A reabertura do caso aconteceu depois de um familiar da jovem se ter deslocado à esquadra onde o marido se encontrava detido para solicitar a sua libertação temporária, alegando que o mesmo precisava cuidar do bebé recém-nascido do casal. O caso, que tem gerado forte comoção entre familiares e amigos, ganhou novos contornos após relatos de alegados episódios recorrentes de violência física, psicológica e emocional no relacionamento.
Segundo Brenda José, prima da vítima, Maura era uma jovem reservada, com poucas amizades, mas levava uma vida considerada normal até os conflitos conjugais começarem a intensificar-se.
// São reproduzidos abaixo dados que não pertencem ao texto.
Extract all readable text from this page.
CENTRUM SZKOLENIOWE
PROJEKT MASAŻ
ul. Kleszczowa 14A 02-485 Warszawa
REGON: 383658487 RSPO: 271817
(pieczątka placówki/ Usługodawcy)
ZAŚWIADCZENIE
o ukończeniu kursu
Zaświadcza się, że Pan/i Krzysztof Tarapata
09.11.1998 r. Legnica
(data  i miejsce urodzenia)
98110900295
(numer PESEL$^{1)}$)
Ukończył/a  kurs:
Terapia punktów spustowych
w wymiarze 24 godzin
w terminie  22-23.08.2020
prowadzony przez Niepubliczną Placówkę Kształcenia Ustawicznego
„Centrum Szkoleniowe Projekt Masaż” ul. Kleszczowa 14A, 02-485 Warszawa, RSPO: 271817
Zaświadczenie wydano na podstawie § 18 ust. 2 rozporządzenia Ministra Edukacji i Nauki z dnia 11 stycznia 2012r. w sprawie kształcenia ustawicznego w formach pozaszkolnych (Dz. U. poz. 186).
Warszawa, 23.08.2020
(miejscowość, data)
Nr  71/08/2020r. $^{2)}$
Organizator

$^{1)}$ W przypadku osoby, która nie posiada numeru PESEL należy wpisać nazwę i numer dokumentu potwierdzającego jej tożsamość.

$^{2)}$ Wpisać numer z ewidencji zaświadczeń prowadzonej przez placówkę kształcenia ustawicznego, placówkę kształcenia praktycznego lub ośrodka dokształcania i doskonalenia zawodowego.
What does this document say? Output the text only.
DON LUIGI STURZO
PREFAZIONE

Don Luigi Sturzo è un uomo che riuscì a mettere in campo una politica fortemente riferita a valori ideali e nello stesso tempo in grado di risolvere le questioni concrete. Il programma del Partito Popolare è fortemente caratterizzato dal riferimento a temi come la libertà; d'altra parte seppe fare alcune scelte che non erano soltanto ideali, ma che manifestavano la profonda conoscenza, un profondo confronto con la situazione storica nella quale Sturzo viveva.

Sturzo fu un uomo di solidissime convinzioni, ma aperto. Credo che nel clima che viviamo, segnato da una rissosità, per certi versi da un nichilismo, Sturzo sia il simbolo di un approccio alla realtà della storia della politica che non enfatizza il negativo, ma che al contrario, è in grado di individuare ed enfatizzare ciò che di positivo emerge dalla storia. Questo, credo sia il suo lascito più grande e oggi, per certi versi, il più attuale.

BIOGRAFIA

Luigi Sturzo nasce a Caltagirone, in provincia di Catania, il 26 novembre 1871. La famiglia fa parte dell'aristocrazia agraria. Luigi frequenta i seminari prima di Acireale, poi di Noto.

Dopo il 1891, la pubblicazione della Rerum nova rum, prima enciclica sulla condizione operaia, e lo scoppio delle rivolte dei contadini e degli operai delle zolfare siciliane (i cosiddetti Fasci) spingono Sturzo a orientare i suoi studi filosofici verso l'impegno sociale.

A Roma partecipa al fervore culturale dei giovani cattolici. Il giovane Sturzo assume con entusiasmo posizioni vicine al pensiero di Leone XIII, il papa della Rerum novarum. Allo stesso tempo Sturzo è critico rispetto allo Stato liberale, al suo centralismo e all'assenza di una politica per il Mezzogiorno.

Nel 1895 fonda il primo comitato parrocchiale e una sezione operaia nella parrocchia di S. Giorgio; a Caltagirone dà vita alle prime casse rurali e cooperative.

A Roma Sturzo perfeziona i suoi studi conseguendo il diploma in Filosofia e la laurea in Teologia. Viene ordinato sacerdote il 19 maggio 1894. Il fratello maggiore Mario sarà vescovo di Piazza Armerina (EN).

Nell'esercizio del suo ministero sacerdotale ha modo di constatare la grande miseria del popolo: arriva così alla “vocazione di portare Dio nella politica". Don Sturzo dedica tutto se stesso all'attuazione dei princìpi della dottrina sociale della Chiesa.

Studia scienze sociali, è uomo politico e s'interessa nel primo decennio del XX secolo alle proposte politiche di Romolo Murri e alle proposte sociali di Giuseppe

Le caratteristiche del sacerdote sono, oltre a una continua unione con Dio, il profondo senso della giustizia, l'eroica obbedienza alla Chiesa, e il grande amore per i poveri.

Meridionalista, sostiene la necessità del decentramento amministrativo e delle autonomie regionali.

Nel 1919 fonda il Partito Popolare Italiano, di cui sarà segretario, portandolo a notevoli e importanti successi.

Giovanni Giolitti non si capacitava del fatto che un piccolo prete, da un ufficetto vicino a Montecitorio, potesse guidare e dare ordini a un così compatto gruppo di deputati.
De acordo com a familiar citados pelo Opais, os problemas tornaram-se mais frequentes depois de o casal passar a viver junto, em 2024, ano em que oficializaram o noivado. Antes disso, o relacionamento era descrito como aparentemente estável.
Brenda contou que Maura terá sido vítima de agressões verbais e físicas ainda durante a gravidez, situação que alegadamente provocou um parto prematuro no dia 22 de Fevereiro deste ano. O nascimento do bebé estava previsto apenas para Abril. A prima relatou que a jovem sofreu episódios constantes de humilhação e controlo psicológico por parte do companheiro, situação que se agravou após o nascimento da criança. Uma das agressões físicas terá ocorrido quando Maura tinha apenas dois meses de pós-parto.